La représentante de l’agence a ajouté un détail crucial sur la gestion de la chaleur : « Cela limitera combien de temps Orion passe dans la plage de température dans laquelle le phénomène du bouclier thermique d’Artemis I s’est produit. » L’objectif est donc de minimiser la fenêtre de vulnérabilité de la structure.

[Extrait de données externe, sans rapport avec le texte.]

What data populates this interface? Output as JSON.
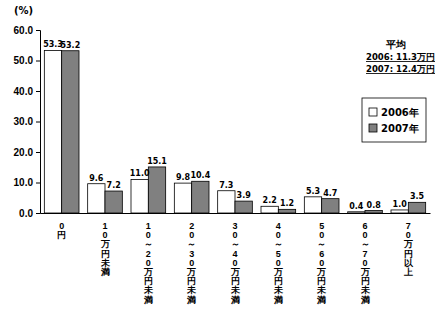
{
  "chart_data": {
    "type": "bar",
    "y_label": "(%)",
    "categories": [
      "0円",
      "10万円未満",
      "10～20万円未満",
      "20～30万円未満",
      "30～40万円未満",
      "40～50万円未満",
      "50～60万円未満",
      "60～70万円未満",
      "70万円以上"
    ],
    "series": [
      {
        "name": "2006年",
        "color": "#ffffff",
        "values": [
          53.3,
          9.6,
          11.0,
          9.8,
          7.3,
          2.2,
          5.3,
          0.4,
          1.0
        ],
        "value_labels": [
          "53.3",
          "9.6",
          "11.0",
          "9.8",
          "7.3",
          "2.2",
          "5.3",
          "0.4",
          "1.0"
        ]
      },
      {
        "name": "2007年",
        "color": "#808080",
        "values": [
          53.2,
          7.2,
          15.1,
          10.4,
          3.9,
          1.2,
          4.7,
          0.8,
          3.5
        ],
        "value_labels": [
          "53.2",
          "7.2",
          "15.1",
          "10.4",
          "3.9",
          "1.2",
          "4.7",
          "0.8",
          "3.5"
        ]
      }
    ],
    "ylim": [
      0,
      60
    ],
    "yticks": [
      {
        "value": 0,
        "label": "0.0"
      },
      {
        "value": 10,
        "label": "10.0"
      },
      {
        "value": 20,
        "label": "20.0"
      },
      {
        "value": 30,
        "label": "30.0"
      },
      {
        "value": 40,
        "label": "40.0"
      },
      {
        "value": 50,
        "label": "50.0"
      },
      {
        "value": 60,
        "label": "60.0"
      }
    ],
    "grid": false,
    "legend": "right",
    "data_labels": true,
    "annotations": [
      "平均",
      "2006: 11.3万円",
      "2007: 12.4万円"
    ]
  }
}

Un dispositif de récupération maritime déjà en route

credit : lanature.ca (image IA)

La conclusion de ce voyage historique est programmée pour le vendredi 10 avril 2026, aux alentours de 20h07 EDT. Le vaisseau Integrity doit amerrir dans l’océan Pacifique, au large des côtes de San Diego, en Californie. L’équipage et la capsule seront récupérés par le navire USS John P. Murtha.

La NASA a confirmé la nuit dernière que ce navire a déjà quitté le port. Le bâtiment militaire se dirige actuellement vers le point médian en direction du site de récupération. La logistique navale se met en place bien en amont pour assurer une prise en charge immédiate des astronautes dès leur contact avec l’eau.

Le moment exact et les emplacements plus précis de l’amerrissage seront communiqués ultérieurement, en fonction des prévisions météorologiques les plus récentes. La NASA fournira davantage d’informations concernant cette rentrée atmosphérique dans les jours à venir.